История германского фашизма - Гейден Конрад. Страница 40
В процессе военного обучения, работ по обмундированию и по сбору оружия Лоссов привлек к себе всех военных руководителей военных союзов. Он был в то время своего рода военным полубогом в Баварии. В сравнении с ним совершенно стушевывалась личность мелкой сошки из штатских — Гитлера, который без устали доказывал, что пора обнажить меч. Но Лоссов не обнажал его.

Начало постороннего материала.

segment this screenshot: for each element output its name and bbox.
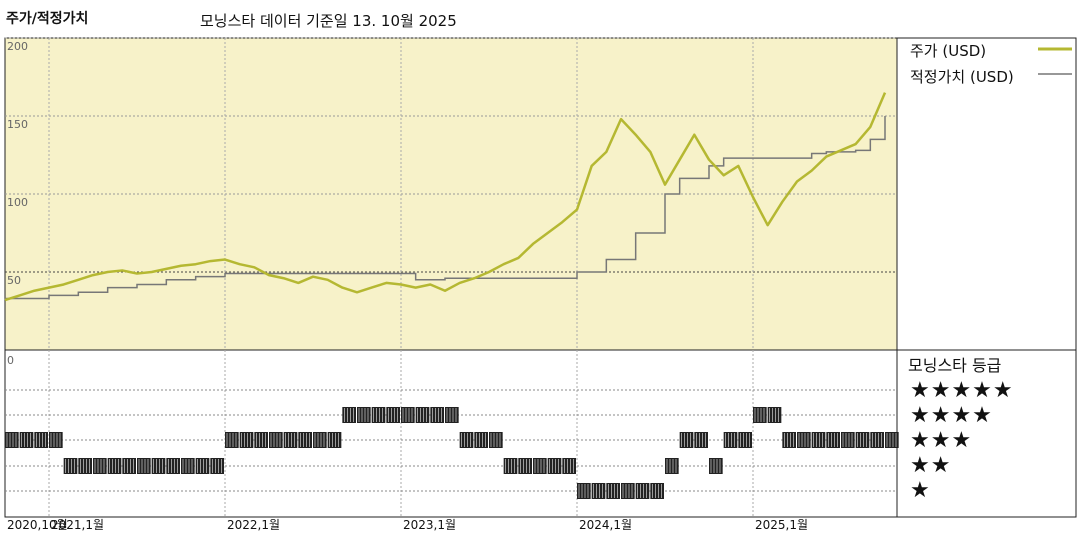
rating-bar: [694, 432, 708, 448]
rating-bar: [474, 432, 488, 448]
rating-bar: [225, 432, 239, 448]
rating-bar: [459, 432, 474, 448]
chart-title: 주가/적정가치: [6, 11, 89, 27]
rating-bar: [606, 483, 620, 499]
legend-price: 주가 (USD): [910, 40, 986, 61]
rating-bar: [137, 458, 151, 474]
rating-bar: [679, 432, 694, 448]
rating-bar: [166, 458, 180, 474]
stars-2: ★★: [910, 453, 952, 478]
stars-4: ★★★★: [910, 403, 993, 428]
rating-bar: [503, 458, 518, 474]
x-tick-label: 2020,10월: [7, 518, 68, 532]
rating-zero-label: 0: [7, 354, 14, 367]
rating-bar: [855, 432, 870, 448]
rating-bar: [239, 432, 254, 448]
rating-bar: [518, 458, 532, 474]
rating-bar: [430, 407, 444, 423]
rating-bar: [445, 407, 459, 423]
legend-price-label: 주가 (USD): [910, 42, 987, 60]
y-tick-label: 100: [7, 196, 28, 209]
rating-bar: [415, 407, 430, 423]
rating-bar: [782, 432, 796, 448]
rating-bar: [401, 407, 415, 423]
rating-bar: [591, 483, 606, 499]
y-tick-label: 150: [7, 118, 28, 131]
rating-bar: [709, 458, 723, 474]
rating-bar: [870, 432, 884, 448]
rating-bar: [210, 458, 224, 474]
rating-bar: [342, 407, 356, 423]
rating-bar: [547, 458, 562, 474]
y-tick-label: 200: [7, 40, 28, 53]
stars-1: ★: [910, 478, 931, 503]
rating-bar: [386, 407, 400, 423]
rating-bar: [283, 432, 298, 448]
chart-frame: [4, 37, 1077, 518]
rating-bar: [621, 483, 635, 499]
data-date: 모닝스타 데이터 기준일 13. 10월 2025: [200, 12, 457, 30]
rating-bar: [885, 432, 899, 448]
y-tick-label: 50: [7, 274, 21, 287]
x-tick-label: 2021,1월: [51, 518, 104, 532]
legend-fair-value: 적정가치 (USD): [910, 66, 1014, 87]
rating-bar: [738, 432, 752, 448]
rating-bar: [811, 432, 826, 448]
fair-value-line: [5, 116, 886, 300]
rating-bar: [753, 407, 767, 423]
stars-5: ★★★★★: [910, 378, 1014, 403]
rating-bar: [327, 432, 342, 448]
rating-bar: [151, 458, 166, 474]
rating-bar: [650, 483, 664, 499]
rating-bar: [93, 458, 107, 474]
rating-bar: [34, 432, 48, 448]
rating-legend-title: 모닝스타 등급: [908, 356, 1002, 375]
rating-bar: [797, 432, 811, 448]
stars-3: ★★★: [910, 428, 973, 453]
rating-bar: [577, 483, 591, 499]
rating-bar: [5, 432, 19, 448]
rating-bar: [635, 483, 650, 499]
rating-bar: [19, 432, 34, 448]
x-tick-label: 2024,1월: [579, 518, 632, 532]
rating-bar: [562, 458, 576, 474]
rating-bar: [254, 432, 268, 448]
rating-bar: [313, 432, 327, 448]
rating-bar: [371, 407, 386, 423]
rating-bar: [767, 407, 782, 423]
legend-fair-value-label: 적정가치 (USD): [910, 68, 1014, 86]
rating-bar: [181, 458, 195, 474]
rating-bar: [489, 432, 503, 448]
rating-bar: [357, 407, 371, 423]
rating-bar: [269, 432, 283, 448]
rating-bar: [49, 432, 63, 448]
price-line: [4, 92, 887, 302]
x-tick-label: 2025,1월: [755, 518, 808, 532]
rating-bar: [841, 432, 855, 448]
rating-bar: [122, 458, 136, 474]
rating-bar: [195, 458, 210, 474]
rating-bar: [298, 432, 312, 448]
rating-bar: [533, 458, 547, 474]
rating-bar: [78, 458, 92, 474]
x-tick-label: 2022,1월: [227, 518, 280, 532]
rating-bar: [107, 458, 122, 474]
rating-bar: [63, 458, 78, 474]
rating-bar: [826, 432, 840, 448]
rating-bar: [723, 432, 738, 448]
rating-bar: [665, 458, 679, 474]
x-tick-label: 2023,1월: [403, 518, 456, 532]
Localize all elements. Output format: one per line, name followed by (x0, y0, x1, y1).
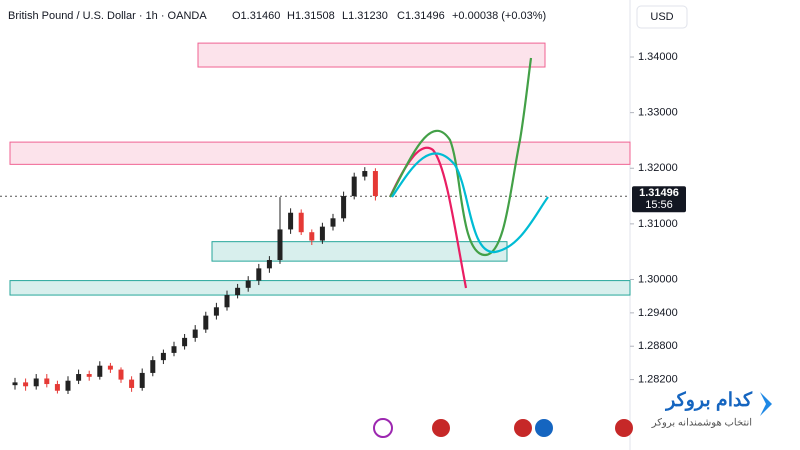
currency[interactable]: USD (650, 11, 673, 23)
y-tick-label: 1.28800 (638, 340, 678, 352)
candle-body (298, 212, 304, 233)
y-tick-label: 1.31000 (638, 218, 678, 230)
ohlc-value: L1.31230 (342, 10, 388, 22)
candle-body (129, 379, 135, 388)
candle-body (33, 378, 39, 387)
candle-body (65, 380, 71, 391)
event-icon[interactable] (373, 418, 393, 438)
y-tick-label: 1.30000 (638, 273, 678, 285)
watermark-tagline: انتخاب هوشمندانه بروکر (651, 418, 752, 429)
last-price-label: 1.31496 (639, 187, 679, 199)
watermark-box (645, 383, 790, 437)
candle-body (235, 287, 241, 296)
candle-body (277, 229, 283, 261)
event-icon[interactable] (615, 419, 633, 437)
zone (9, 280, 631, 296)
projection-cyan (391, 152, 549, 254)
candle-body (319, 226, 325, 241)
candle-body (351, 176, 357, 197)
event-icons (373, 418, 633, 438)
watermark-logo (760, 392, 772, 416)
candle-body (224, 295, 230, 308)
candle-body (171, 346, 177, 353)
candle-body (86, 374, 92, 377)
candle-body (107, 365, 113, 370)
candle-body (266, 260, 272, 269)
candle-body (256, 268, 262, 281)
candle-body (139, 372, 145, 388)
y-tick-label: 1.34000 (638, 51, 678, 63)
candle-body (97, 365, 103, 377)
candle-body (182, 337, 188, 347)
countdown: 15:56 (645, 199, 673, 211)
candle-body (213, 307, 219, 316)
candle-body (203, 315, 209, 330)
candle-body (362, 171, 368, 177)
candle-body (245, 280, 251, 288)
ohlc-value: H1.31508 (287, 10, 335, 22)
event-icon[interactable] (514, 419, 532, 437)
candle-body (12, 382, 18, 386)
candle-body (330, 218, 336, 227)
event-icon[interactable] (535, 419, 553, 437)
candle-body (76, 374, 82, 381)
candle-body (118, 369, 124, 380)
ohlc-value: O1.31460 (232, 10, 280, 22)
candle-body (309, 232, 315, 241)
event-icon[interactable] (432, 419, 450, 437)
candle-body (160, 352, 166, 361)
projection-green (389, 57, 533, 257)
candle-body (150, 360, 156, 373)
y-tick-label: 1.32000 (638, 162, 678, 174)
zone (197, 42, 546, 68)
candle-body (44, 378, 50, 385)
candle-body (192, 329, 198, 338)
ohlc-value: +0.00038 (+0.03%) (452, 10, 546, 22)
last-price-tag (632, 186, 686, 213)
plot (0, 42, 631, 395)
candle-body (341, 196, 347, 219)
ohlc-values: O1.31460 H1.31508 L1.31230 C1.31496 +0.00038… (232, 10, 546, 22)
currency-button[interactable] (636, 5, 688, 29)
y-tick-label: 1.33000 (638, 107, 678, 119)
candle-body (54, 384, 60, 391)
y-tick-label: 1.29400 (638, 307, 678, 319)
candle-body (372, 171, 378, 197)
candle-body (288, 212, 294, 230)
zone (211, 241, 508, 262)
zone (9, 141, 631, 165)
watermark-name: کدام بروکر (664, 390, 753, 411)
candle-body (23, 382, 29, 387)
symbol-title: British Pound / U.S. Dollar · 1h · OANDA (8, 10, 207, 22)
ohlc-value: C1.31496 (397, 10, 445, 22)
y-tick-label: 1.28200 (638, 374, 678, 386)
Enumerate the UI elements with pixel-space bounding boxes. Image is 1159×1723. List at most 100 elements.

Власть Лоссова над Гитлером покоилась, во-первых, на том, что у Лоссова было оружие, во-вторых, на том благоговении, которое питают перед регулярной армией все предводители нерегулярных войск, все бывшие офицеры, и наконец — на деньгах. Осенние маневры 1923 г. давали военным союзам единственную возможность удержать своих дружинников под знаменем свастики, так как рейхсвер выплачивал последним жалованье и кормил их. «Денежное содержание и продовольствие то же, что у чинов рейхсвера. Оплата по штатному месту, на котором используется данный доброволец, но не выше, чем следует по его служебному рангу», — так говорилось в тайном приказе Лоссова от 26 октября. Баварский министр финансов, которому, собственно, не было никакого дела до рейхсвера, должен был давать средства; ни одна инстанция не проверила когда-либо отчетности рейхсвера.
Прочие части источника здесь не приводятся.